Talk to any state agency head or public employee representative, and you might think workers are fleeing state government in droves, or avoiding it for better opportunities. The cause? Low pay, when comparing state workers to their private sector counterparts.
But the government sector is expanding in South Carolina, generally speaking.
Government grew by 400 jobs in January. Payrolls grew by 2,600 government jobs from January 2017 to January 2018. The government was one of the fastest growing industries last year behind leisure and hospitality, manufacturing, and education and health services, which grew by 7,300, 7,200 and 4,900 jobs, respectively.
The data was adjusted to remove the effect of seasonal patterns on hiring data.
Of the state’s roughly 37,000 full time employees—excluding teachers, employees at universities, and local government employees—nearly one-fourth are within five years of retirement eligibility.
Officials fret the state will be unable to attract young workers, who are drawn primarily by competitive salaries, to fill the gaps.
A 2016 compensation study found state salaries lagged private sector salaries by 18 percent.
But comparing public and private sector wages is like comparing apples and oranges. Many jobs don’t exist in both the public and private sectors. Governments have police forces and corrections officers. Private businesses don’t. Conversely, governments don’t produce consumer goods, so exact comparisons between public and private sectors don’t exist in some cases.
The salary disparity is often felt across state jobs with a private sector counterpart, however.
Proponents of across-the-board raises for state workers often fail to acknowledge one of the salary report’s key findings by Kenning Consulting—the classification and compensation plan needs redesigning before applying a significant increase.
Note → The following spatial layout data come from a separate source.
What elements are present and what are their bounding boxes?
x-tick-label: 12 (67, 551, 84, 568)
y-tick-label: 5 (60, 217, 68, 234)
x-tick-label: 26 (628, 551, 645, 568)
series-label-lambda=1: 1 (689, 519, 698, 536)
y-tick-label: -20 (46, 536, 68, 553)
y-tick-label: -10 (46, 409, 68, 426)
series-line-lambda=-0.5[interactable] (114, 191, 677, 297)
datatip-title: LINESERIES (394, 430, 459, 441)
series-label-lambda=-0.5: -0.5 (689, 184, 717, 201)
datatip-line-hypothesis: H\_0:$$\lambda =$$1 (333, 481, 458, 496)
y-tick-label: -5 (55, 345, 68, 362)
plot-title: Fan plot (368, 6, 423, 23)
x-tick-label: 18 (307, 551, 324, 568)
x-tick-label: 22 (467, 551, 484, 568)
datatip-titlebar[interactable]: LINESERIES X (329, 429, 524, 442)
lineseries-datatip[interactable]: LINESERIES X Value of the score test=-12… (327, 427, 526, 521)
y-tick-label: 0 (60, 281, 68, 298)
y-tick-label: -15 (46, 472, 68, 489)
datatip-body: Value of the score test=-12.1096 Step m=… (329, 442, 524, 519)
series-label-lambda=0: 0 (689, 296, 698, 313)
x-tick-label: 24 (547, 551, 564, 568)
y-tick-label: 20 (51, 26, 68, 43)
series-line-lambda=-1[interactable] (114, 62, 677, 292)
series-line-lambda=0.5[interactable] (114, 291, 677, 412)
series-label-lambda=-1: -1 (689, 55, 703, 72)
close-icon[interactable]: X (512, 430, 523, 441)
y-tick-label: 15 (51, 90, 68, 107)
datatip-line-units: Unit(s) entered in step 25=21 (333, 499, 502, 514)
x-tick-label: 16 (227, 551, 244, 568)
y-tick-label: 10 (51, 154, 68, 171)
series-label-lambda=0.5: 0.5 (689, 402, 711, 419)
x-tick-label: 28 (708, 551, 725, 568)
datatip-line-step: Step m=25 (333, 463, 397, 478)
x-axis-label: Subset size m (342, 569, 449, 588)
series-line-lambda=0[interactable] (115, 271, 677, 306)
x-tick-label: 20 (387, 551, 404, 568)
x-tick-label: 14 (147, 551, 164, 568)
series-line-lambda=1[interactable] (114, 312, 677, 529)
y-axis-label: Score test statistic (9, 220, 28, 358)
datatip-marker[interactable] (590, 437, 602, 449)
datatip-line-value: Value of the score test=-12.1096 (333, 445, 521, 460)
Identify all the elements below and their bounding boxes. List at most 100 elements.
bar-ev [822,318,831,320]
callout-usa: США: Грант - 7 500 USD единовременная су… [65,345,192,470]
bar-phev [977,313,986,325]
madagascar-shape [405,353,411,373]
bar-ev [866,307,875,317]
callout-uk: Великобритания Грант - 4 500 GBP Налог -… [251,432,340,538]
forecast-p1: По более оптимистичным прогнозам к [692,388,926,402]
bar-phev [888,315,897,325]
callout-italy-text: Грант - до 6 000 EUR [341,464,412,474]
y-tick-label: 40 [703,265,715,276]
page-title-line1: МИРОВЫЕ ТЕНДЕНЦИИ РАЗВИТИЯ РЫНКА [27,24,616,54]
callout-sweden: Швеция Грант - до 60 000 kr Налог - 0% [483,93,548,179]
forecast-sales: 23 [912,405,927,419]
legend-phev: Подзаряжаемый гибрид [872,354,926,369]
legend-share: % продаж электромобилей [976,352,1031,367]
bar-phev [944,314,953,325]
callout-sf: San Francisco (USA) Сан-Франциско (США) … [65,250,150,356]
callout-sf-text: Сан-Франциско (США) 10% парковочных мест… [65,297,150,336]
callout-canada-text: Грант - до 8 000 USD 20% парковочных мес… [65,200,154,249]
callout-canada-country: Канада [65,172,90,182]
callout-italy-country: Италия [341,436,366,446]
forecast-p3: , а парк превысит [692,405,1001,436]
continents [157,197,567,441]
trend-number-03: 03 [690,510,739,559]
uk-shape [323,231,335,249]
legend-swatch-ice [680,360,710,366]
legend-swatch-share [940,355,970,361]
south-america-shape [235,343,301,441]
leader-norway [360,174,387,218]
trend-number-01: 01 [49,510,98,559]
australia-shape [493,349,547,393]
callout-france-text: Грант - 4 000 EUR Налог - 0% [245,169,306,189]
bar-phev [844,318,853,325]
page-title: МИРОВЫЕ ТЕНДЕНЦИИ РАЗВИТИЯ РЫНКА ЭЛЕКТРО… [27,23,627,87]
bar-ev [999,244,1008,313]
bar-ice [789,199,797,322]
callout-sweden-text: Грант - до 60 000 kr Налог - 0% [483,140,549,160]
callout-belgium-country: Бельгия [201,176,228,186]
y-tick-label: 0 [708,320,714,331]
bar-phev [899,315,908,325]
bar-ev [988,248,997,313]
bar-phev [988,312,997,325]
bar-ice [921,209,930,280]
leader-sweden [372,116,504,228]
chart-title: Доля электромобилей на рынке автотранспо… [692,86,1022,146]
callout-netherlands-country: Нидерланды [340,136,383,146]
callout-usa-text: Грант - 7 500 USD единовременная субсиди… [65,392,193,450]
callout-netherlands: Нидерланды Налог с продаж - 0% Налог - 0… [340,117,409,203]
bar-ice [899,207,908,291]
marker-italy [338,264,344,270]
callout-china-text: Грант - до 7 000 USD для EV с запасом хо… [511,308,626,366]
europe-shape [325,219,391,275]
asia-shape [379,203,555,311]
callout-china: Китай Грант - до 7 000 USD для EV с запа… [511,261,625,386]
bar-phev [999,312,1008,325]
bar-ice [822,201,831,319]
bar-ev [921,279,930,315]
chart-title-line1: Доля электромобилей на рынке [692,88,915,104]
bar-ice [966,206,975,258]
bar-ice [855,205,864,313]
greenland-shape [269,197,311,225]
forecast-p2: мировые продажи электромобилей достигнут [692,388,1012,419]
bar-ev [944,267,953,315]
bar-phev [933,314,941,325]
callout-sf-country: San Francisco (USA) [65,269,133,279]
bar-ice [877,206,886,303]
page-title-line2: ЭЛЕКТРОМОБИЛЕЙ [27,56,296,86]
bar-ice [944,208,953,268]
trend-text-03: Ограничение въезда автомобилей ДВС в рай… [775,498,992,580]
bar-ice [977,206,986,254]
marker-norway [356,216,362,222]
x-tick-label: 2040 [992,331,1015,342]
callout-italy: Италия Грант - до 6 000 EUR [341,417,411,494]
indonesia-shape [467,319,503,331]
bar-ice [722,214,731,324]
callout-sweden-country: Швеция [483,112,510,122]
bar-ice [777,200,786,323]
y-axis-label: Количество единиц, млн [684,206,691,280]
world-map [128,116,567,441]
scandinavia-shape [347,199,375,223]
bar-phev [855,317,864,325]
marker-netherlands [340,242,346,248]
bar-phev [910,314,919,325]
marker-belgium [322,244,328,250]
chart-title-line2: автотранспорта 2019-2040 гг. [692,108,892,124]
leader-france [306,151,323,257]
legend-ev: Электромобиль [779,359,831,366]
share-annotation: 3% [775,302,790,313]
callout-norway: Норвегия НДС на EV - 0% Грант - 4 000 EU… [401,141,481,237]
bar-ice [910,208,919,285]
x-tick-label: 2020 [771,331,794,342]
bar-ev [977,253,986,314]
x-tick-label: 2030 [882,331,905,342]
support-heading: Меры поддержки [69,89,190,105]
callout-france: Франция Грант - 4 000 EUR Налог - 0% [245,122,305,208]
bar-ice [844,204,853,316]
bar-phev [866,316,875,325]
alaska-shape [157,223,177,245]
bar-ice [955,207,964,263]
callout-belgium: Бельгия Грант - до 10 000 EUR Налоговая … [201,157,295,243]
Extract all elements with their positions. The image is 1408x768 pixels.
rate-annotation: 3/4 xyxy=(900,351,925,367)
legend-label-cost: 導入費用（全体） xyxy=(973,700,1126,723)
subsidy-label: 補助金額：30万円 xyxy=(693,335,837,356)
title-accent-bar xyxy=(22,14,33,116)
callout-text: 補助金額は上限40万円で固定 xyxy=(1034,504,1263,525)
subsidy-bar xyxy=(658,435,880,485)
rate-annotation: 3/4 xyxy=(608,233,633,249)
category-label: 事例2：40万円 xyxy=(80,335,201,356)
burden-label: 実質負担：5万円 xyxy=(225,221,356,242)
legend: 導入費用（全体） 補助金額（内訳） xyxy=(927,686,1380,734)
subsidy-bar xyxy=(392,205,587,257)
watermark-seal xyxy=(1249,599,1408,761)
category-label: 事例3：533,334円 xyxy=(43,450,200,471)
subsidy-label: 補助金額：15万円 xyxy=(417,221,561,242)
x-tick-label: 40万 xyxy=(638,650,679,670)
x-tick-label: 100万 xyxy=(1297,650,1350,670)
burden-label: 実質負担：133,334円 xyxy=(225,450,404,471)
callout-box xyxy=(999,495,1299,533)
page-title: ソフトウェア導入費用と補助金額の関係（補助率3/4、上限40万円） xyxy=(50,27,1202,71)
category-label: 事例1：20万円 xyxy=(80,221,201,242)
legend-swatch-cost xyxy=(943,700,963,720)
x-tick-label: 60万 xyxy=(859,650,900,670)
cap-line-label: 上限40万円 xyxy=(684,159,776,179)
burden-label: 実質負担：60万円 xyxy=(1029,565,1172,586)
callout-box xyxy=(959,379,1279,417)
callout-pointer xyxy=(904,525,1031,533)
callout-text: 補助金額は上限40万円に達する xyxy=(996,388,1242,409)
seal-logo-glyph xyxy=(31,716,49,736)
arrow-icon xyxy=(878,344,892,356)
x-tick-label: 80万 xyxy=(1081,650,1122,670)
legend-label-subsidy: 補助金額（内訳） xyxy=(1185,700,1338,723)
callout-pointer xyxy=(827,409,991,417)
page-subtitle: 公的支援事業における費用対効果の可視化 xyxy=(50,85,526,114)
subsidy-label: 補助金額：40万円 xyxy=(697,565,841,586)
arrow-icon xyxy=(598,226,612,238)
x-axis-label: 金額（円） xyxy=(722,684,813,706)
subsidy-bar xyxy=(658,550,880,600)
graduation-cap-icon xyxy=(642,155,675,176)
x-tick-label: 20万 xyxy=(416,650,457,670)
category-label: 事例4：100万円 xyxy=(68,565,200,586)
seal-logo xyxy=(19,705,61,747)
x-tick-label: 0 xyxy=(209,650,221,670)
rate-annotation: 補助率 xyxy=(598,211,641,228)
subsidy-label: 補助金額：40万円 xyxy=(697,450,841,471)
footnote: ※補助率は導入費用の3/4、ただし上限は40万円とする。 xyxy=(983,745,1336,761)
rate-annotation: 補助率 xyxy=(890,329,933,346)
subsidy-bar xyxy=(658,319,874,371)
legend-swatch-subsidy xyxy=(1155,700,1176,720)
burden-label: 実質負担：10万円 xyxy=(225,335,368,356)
“Otherwise, you run the risk of putting “new wine into an old wine skin” and this may exacerbate some of the issues with the current plan highlighted in the analysis in this report,” according to the findings.
I was curious to know what compensation would look like to a job seeker sorting through the 687 available jobs listed on the state’s job site—jobs.sc.gov.
Here’s what I found—
Job descriptions vary widely for the same job title.
The description of one opening for an entry level administrative assistant read like an opening for a paralegal role. No state paralegal classification exists, according to the 2016 study.
Salary ranges for the same job title vary widely across agencies (and the ranges are often broad).
The average annual wage for a administrative assistant in South Carolina is $32,270, according to the Bureau of Labor Statistics in 2016—the last year the data was available. The state’s hiring range for such a position is from $26,988 to $49,932. One agency’s hiring range mirrored the state’s range. Another agency offered up to $30,000 for a similar position.
Some of the discrepancy hinges on how well-funded an agency is. Colleges and universities, for example, are partially self-funded. Other agencies rely solely on government funding.
Wage ranges at some state agencies adequately keep pace with average salaries for a given job.
For instance, the state salary range for an opening for a janitorial position is from $15,080 to $27,710. The average janitor’s salary in South Carolina was $22,060 in 2016.
A licensed practical nurse at one state agency can earn from $32,838 to $60,760. Licensed practical nurses earned $40,090 on average in 2016.
A broader survey from the state-commissioned salary study confirms and expounds on some of these findings.
It provides important context for understanding the perception of underpaid state employees.
That perception has been fueled by a 2017 law that hikes public employees’ pension contribution rates in an attempt to narrow the state’s approximately $22 billion pension debt. The law increased employee contribution rates to a capped nine percent, far more than public employees in many other states. The law also hiked the taxpayer-funded employer rate to 13.56 percent, which is set to increase one percentage point annually until 2023.
While the survey also found state salaries lag behind salaries in other states and in local governments, it’s important to note the limitations of comparing public and private sector salaries.
The public sector, which subsists on tax dollars, isn’t subject to market forces the way that other industries are.
Private industries provide goods and services based on demands by buyers and sellers.
Adept at taking and at deciding what services to provide based on the omniscience of elected bureaucrats, governments don’t.